To find the recurrence relation, we model the time complexity $T(n)$ by accounting for every action the algorithm takes. We break the code down into recursive costs (calls to self) and overhead costs (everything else).

---

The Extraction Framework

To build your equation for $T(n)$, analyze the algorithm’s code and identify these three components:

1. Identify the Recursive Calls ($a$)

Count how many times the function calls itself in a single execution path.

• If it calls itself once: $T(\dots )$
• If it calls itself twice: $2T(\dots )$
• Variable ($a$): Represents the “branching factor” of your recursion tree.

2. Identify the Input Shrinkage ($b$ or $k$)

Look at the arguments passed to those recursive calls. How much smaller is the new input?

• Subtractive (Linear): If the input size decreases by a fixed amount (e.g., n-1), the call is $T(n-1)$.
• Dividing (Geometric): If the input size is halved (e.g., n/2), the call is $T(n/2)$.

3. Identify the Local Work ($f(n)$)

Calculate the cost of all operations inside the current function call, excluding the recursive calls. This is the “overhead” or “combine” step.
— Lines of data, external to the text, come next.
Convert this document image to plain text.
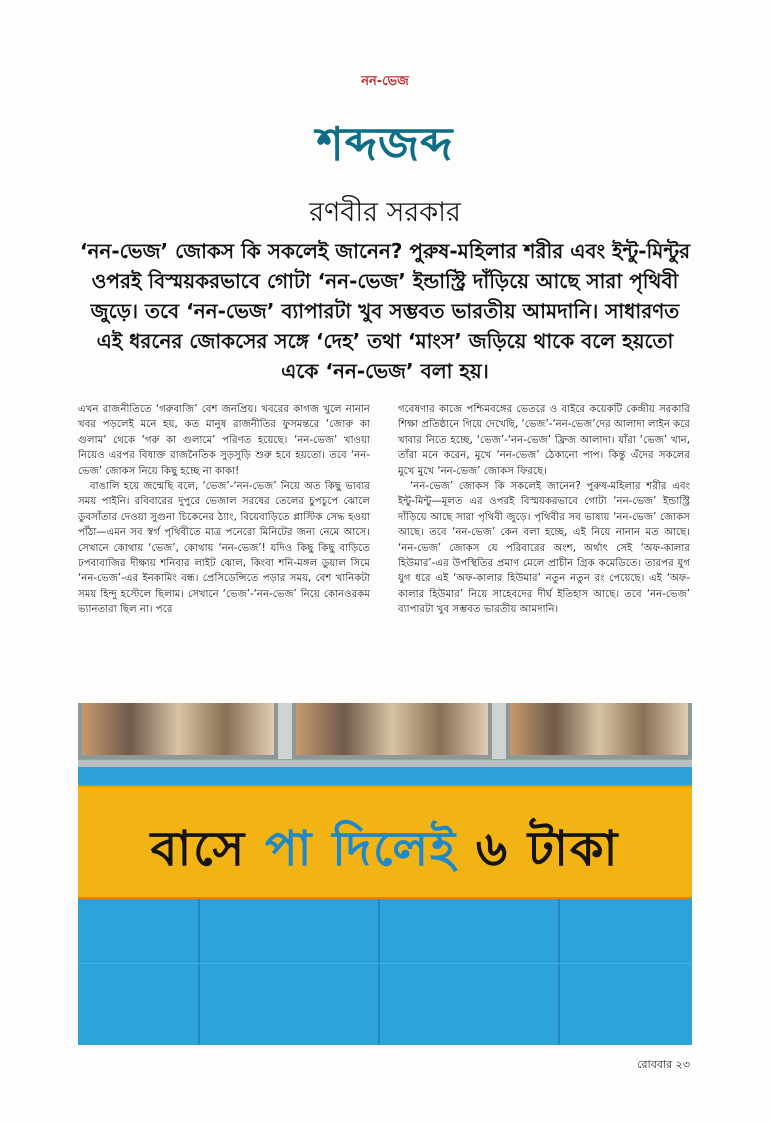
নন-ভেজ
শব্দজব্দ
রণবীর সরকার
‘নন-ভেজ’ জোকস কি সকলেই জানেন? পুরুষ-মহিলার শরীর এবং ইন্টু-মিন্টুর ওপরই বিস্ময়করভাবে গোটা ‘নন-ভেজ’ ইন্ডাস্ট্রি দাঁড়িয়ে আছে সারা পৃথিবী জুড়ে। তবে ‘নন-ভেজ’ ব্যাপারটা খুব সম্ভবত ভারতীয় আমদানি। সাধারণত এই ধরনের জোকসের সঙ্গে ‘দেহ’ তথা ‘মাংস’ জড়িয়ে থাকে বলে হয়তো একে ‘নন-ভেজ’ বলা হয়।

এখন রাজনীতিতে ‘গরুবাজি’ বেশ জনপ্রিয়। খবরের কাগজ খুলে নানান খবর পড়লেই মনে হয়, কত মানুষ রাজনীতির ফুসমন্তরে ‘জোরু কা গুলাম’ থেকে ‘গরু কা গুলামে’ পরিণত হয়েছে। ‘নন-ভেজ’ খাওয়া নিয়েও এরপর বিষাক্ত রাজনৈতিক সুড়সুড়ি শুরু হবে হয়তো। তবে ‘নন-ভেজ’ জোকস নিয়ে কিছু হচ্ছে না কাকা!

বাঙালি হয়ে জন্মেছি বলে, ‘ভেজ’-‘নন-ভেজ’ নিয়ে অত কিছু ভাবার সময় পাইনি। রবিবারের দুপুরে ভেজাল সরষের তেলের চুপচুপে ঝোলে ডুবসাঁতার দেওয়া সুগুনা চিকেনের ঠ্যাং, বিয়েবাড়িতে প্লাস্টিক সেদ্ধ হওয়া পাঁঠা—এমন সব স্বর্গ পৃথিবীতে মাত্র পনেরো মিনিটের জন্য নেমে আসে। সেখানে কোথায় ‘ভেজ’, কোথায় ‘নন-ভেজ’! যদিও কিছু কিছু বাড়িতে ঢপবাবাজির দীক্ষায় শনিবার লাইট ঝোল, কিংবা শনি-মঙ্গল ডুয়াল সিমে ‘নন-ভেজ’-এর ইনকামিং বন্ধ। প্রেসিডেন্সিতে পড়ার সময়, বেশ খানিকটা সময় হিন্দু হস্টেলে ছিলাম। সেখানে ‘ভেজ’-‘নন-ভেজ’ নিয়ে কোনওরকম ভ্যানতারা ছিল না। পরে

গবেষণার কাজে পশ্চিমবঙ্গের ভেতরে ও বাইরে কয়েকটি কেন্দ্রীয় সরকারি শিক্ষা প্রতিষ্ঠানে গিয়ে দেখেছি, ‘ভেজ’-‘নন-ভেজ’দের আলাদা লাইন করে খাবার নিতে হচ্ছে, ‘ভেজ’-‘নন-ভেজ’ ফ্রিজ আলাদা। যাঁরা ‘ভেজ’ খান, তাঁরা মনে করেন, মুখে ‘নন-ভেজ’ ঠেকানো পাপ। কিন্তু এঁদের সকলের মুখে মুখে ‘নন-ভেজ’ জোকস ফিরছে।

‘নন-ভেজ’ জোকস কি সকলেই জানেন? পুরুষ-মহিলার শরীর এবং ইন্টু-মিন্টু—মূলত এর ওপরই বিস্ময়করভাবে গোটা ‘নন-ভেজ’ ইন্ডাস্ট্রি দাঁড়িয়ে আছে সারা পৃথিবী জুড়ে। পৃথিবীর সব ভাষায় ‘নন-ভেজ’ জোকস আছে। তবে ‘নন-ভেজ’ কেন বলা হচ্ছে, এই নিয়ে নানান মত আছে। ‘নন-ভেজ’ জোকস যে পরিবারের অংশ, অর্থাৎ সেই ‘অফ-কালার হিউমার’-এর উপস্থিতির প্রমাণ মেলে প্রাচীন গ্রিক কমেডিতে। তারপর যুগ যুগ ধরে এই ‘অফ-কালার হিউমার’ নতুন নতুন রং পেয়েছে। এই ‘অফ-কালার হিউমার’ নিয়ে সাহেবদের দীর্ঘ ইতিহাস আছে। তবে ‘নন-ভেজ’ ব্যাপারটা খুব সম্ভবত ভারতীয় আমদানি।

বাসে পা দিলেই ৬ টাকা
রোববার ২৩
• $O(1)$: Constant time operations (simple comparisons, if statements, basic arithmetic).
• $O(n)$: Linear operations (a for loop that runs from $1$ to $n$ inside the function).

---

Common Patterns

Algorithm Structure	Resulting Recurrence Relation
Linear Reduction (e.g., FindMax)	$T(n)=T(n-1)+c$
Double Reduction (e.g., Fibonacci)	$T(n)=T(n-1)+T(n-2)+c$
Divide & Conquer (e.g., Binary Search)	$T(n)=T(n/2)+c$
Split & Merge (e.g., Merge Sort)	$T(n)=2T(n/2)+cn$

---

Walkthrough: countDoubleRec

Let’s extract the relation from your “00” counting algorithm:

Code snippet

countDoubleRec(string, n):
	if n < 2:
		// Base Case
		return 0
	if string[0,1] == "00":
		// Recursive Call A
		return 1 + countDoubleRec(string[1:], n-1)
	else:
		// Recursive Call B
		return countDoubleRec(string[1:], n-1)

1. Recursive Calls ($a$): Only one path is taken (either the if or the else), so there is 1 recursive call.
2. Input Shrinkage: The string is sliced starting from the second character, so the size becomes $n-1$.
3. Local Work: The comparison == "00" and the addition 1 + ... are constant time operations, denoted as $c$.

The Resulting Relation:

$$T(n)=T(n-1)+c$$

---

Next Steps

Once you have extracted the relation (like $T(n)=T(n-1)+c$), you can solve for the Closed Form to find the Big-O:

• For Linear reductions ($n-1$), use Unraveling.
• For Geometric reductions ($n/b$), use the Master Theorem.